The use of rPMS of the phrenic nerve and diaphragm allows to preserve and recover motor and contractile functions of the diaphragm in different pathological conditions, including its unilateral lesion as a result of stroke.
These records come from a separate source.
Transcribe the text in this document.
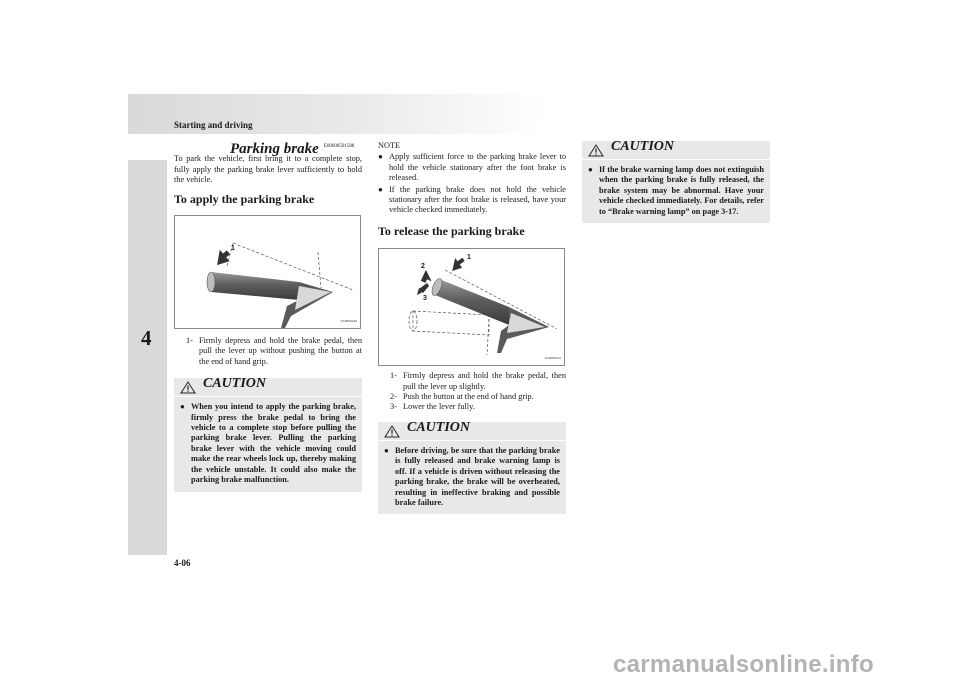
Starting and driving
4
Parking brake $^{E00600501588}$

To park the vehicle, first bring it to a complete stop, fully apply the parking brake lever sufficiently to hold the vehicle.

To apply the parking brake
1
TA0060449
1- Firmly depress and hold the brake pedal, then pull the lever up without pushing the button at the end of hand grip.
CAUTION
● When you intend to apply the parking brake, firmly press the brake pedal to bring the vehicle to a complete stop before pulling the parking brake lever. Pulling the parking brake lever with the vehicle moving could make the rear wheels lock up, thereby making the vehicle unstable. It could also make the parking brake malfunction.
NOTE
● Apply sufficient force to the parking brake lever to hold the vehicle stationary after the foot brake is released.
● If the parking brake does not hold the vehicle stationary after the foot brake is released, have your vehicle checked immediately.
To release the parking brake
1
2
3
TA0060452
1- Firmly depress and hold the brake pedal, then pull the lever up slightly.
2- Push the button at the end of hand grip.
3- Lower the lever fully.
CAUTION
● Before driving, be sure that the parking brake is fully released and brake warning lamp is off. If a vehicle is driven without releasing the parking brake, the brake will be overheated, resulting in ineffective braking and possible brake failure.
CAUTION
● If the brake warning lamp does not extinguish when the parking brake is fully released, the brake system may be abnormal. Have your vehicle checked immediately. For details, refer to “Brake warning lamp” on page 3-17.
4-06
carmanualsonline.info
The method of rPMS of the phrenic nerves has a number of advantages over electric stimulation and repetitive transcranial magnetic stimulation, since it allows to achieve an effective motor response with less intensity of exposure, is painless and non-contact, better tolerated by patients.

摘要

未标注

膈肌功能障碍在中枢神经系统损伤、胸部损伤、心脏手术并发症、长期人工肺通气、呼吸系统疾病中都会出现。膈神经的解剖形态学特征使得在不同病理情况下能够有效地运用电磁刺激方法来恢复膈肌功能。根据膈肌功能障碍表现的严重程度及其病因,采用侵入性和非侵入性、电刺激和磁刺激方法。

目的

对现代膈肌电磁刺激方法进行综述和比较;确定重复外周磁刺激(rPMS)在中风导致的膈肌功能障碍中的作用。

材料与方法

对2008 - 2024年Pubmed和Elibrary数据库中的出版物进行分析。通过以下关键词进行检索:膈肌功能障碍、膈神经重复外周磁刺激、中风、偏瘫。

结果

由于膈神经对膈肌的严格支配、其较大的直径、有髓纤维的存在以及膈神经的解剖位置,确实有可能有效地刺激膈肌以恢复其功能。在长期持续支持呼吸功能的情况下,通常采用膈神经直接电刺激。在临时呼吸支持或恢复膈肌功能时,采用膈神经或直接对膈肌进行电刺激或磁刺激的非侵入性技术。大脑和外周神经的运动神经元被激活,因此在rPMS中可变磁场的峰值强度通常达到1 - 2T。应用rPMS会影响传出神经纤维,引起肌肉收缩,并激活感觉传入纤维,对上层神经结构产生刺激作用。在中风恢复期单侧膈肌病变的情况下,建议对颈段膈神经进行rPMS或对膈肌的某一段进行rPMS。在调整rPMS参数时,重要的是要考虑10 - 30Hz范围内的暴露频率、线圈与刺激区域的最接近位置、根据定位选择线圈形状。

结论

使用膈神经和膈肌的rPMS能够在不同病理情况下,包括中风导致的单侧膈肌病变,保留和恢复膈肌的运动和收缩功能。膈神经rPMS方法相对于电刺激和重复经颅磁刺激具有许多优势,因为它能够以较低的暴露强度实现有效的运动反应,无痛且非接触,患者耐受性更好。